Preface: When comparing VMware TKGI, Docker, and Kubernetes (K8s) for CUDA (NVIDIA’s parallel computing platform) workflows, the “best” choice depends on your scale and infrastructure.
Choose Docker – if you are a data scientist doing local model development.
Choose Native Kubernetes – if you are building a large-scale AI platform on physical hardware (Bare-metal) for maximum performance.
Choose VMware TKGI – if you need high availability, vGPU flexibility, and are already heavily invested in the VMware ecosystem.
Background: CVE‑2025‑33220 lives in the hypervisor’s vGPU Manager, not in:
- Docker
- Containerd
- Kubernetes
- NVIDIA Container Runtime
- NVIDIA Docker runtime
- PyTorch/TensorFlow workloads
- CUDA libraries inside containers
CVE‑2025‑33220 requires:
- Freeing an object inside the hypervisor
- A later operation accessing that SAME freed internal heap structure
- The hypervisor NOT realizing the handle is stale
- A malformed RM object relationship or command sequence
- Conditions normal CUDA applications never generate
If there is no hypervisor-based vGPU, there is no attack surface, because:
- The ioctl path stops at the bare‑metal NVIDIA GPU driver
- There is no vGPU Manager backend
- No vGPU protocol messages are generated
- No hypervisor memory structures exist to exploit
The CVE is triggered only under very specific hypervisor‑internal states that normal or even “weird order” RMAPI usage will never produce.

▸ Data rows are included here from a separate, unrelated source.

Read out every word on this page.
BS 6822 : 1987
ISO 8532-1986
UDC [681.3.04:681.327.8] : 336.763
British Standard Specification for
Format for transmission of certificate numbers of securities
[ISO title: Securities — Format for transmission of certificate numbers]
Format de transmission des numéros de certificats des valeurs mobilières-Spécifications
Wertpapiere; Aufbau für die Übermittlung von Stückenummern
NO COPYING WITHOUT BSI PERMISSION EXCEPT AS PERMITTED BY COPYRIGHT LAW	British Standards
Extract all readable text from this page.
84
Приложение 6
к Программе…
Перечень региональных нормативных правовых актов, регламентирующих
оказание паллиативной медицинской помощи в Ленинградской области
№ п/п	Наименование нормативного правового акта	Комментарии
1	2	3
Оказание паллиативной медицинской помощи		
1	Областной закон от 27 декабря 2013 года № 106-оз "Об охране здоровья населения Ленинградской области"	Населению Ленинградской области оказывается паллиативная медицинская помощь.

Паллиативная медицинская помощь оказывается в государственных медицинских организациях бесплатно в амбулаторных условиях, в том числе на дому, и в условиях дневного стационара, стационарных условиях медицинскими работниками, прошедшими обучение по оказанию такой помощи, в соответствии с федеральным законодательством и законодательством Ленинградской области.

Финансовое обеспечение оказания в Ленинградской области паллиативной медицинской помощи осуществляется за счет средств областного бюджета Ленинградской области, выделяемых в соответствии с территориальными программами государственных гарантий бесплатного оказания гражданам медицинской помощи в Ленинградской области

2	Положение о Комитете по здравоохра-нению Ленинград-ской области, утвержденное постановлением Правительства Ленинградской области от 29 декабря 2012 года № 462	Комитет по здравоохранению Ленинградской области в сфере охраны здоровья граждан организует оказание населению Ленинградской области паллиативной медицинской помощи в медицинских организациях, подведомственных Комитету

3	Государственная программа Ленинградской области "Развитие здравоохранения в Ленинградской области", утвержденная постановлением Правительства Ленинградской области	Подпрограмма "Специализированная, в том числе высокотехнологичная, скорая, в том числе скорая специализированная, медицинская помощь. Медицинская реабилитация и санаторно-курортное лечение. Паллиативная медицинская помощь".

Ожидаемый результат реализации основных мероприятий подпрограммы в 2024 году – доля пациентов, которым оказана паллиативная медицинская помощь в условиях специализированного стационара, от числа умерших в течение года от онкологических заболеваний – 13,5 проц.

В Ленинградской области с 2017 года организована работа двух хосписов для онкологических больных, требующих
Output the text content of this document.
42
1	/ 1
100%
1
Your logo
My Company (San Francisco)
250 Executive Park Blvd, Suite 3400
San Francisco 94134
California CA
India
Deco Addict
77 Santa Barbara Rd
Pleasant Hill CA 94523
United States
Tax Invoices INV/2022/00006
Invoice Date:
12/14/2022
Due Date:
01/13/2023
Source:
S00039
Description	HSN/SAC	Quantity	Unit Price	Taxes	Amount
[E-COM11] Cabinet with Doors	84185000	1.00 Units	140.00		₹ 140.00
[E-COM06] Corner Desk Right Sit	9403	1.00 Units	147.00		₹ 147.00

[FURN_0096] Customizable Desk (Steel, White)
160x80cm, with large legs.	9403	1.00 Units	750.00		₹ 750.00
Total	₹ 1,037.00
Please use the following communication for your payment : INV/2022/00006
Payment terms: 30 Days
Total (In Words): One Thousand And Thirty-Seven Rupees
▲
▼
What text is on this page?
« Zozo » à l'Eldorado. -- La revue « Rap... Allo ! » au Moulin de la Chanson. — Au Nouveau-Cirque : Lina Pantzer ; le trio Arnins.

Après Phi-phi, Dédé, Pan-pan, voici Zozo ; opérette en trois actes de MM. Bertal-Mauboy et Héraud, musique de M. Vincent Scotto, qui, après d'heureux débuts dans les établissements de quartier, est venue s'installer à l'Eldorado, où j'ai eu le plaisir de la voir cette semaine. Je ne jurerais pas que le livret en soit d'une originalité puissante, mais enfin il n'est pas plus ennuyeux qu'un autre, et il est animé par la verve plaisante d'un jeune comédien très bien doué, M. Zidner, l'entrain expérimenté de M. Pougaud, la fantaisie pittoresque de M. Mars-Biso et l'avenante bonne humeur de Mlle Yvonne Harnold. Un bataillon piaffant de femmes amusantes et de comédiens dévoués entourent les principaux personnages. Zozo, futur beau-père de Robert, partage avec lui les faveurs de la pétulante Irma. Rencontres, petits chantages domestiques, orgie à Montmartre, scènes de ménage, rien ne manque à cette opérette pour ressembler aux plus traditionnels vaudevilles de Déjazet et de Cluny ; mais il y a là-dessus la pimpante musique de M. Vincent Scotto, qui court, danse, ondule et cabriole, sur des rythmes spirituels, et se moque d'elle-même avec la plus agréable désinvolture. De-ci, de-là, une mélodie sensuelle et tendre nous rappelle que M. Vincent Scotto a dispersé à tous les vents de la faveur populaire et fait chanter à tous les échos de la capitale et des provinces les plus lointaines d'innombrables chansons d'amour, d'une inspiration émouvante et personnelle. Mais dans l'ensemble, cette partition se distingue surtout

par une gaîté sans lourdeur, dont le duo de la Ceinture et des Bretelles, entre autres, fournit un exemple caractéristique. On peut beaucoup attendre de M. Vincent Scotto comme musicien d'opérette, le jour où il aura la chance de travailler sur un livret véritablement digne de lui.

Vulnerability details: CVE-2025-33220 – NVIDIA vGPU software contains a vulnerability in the Virtual GPU Manager, where a malicious guest could cause heap memory access after the memory is freed. A successful exploit of this vulnerability might lead to code execution, escalation of privileges, data tampering, denial of service, or information disclosure.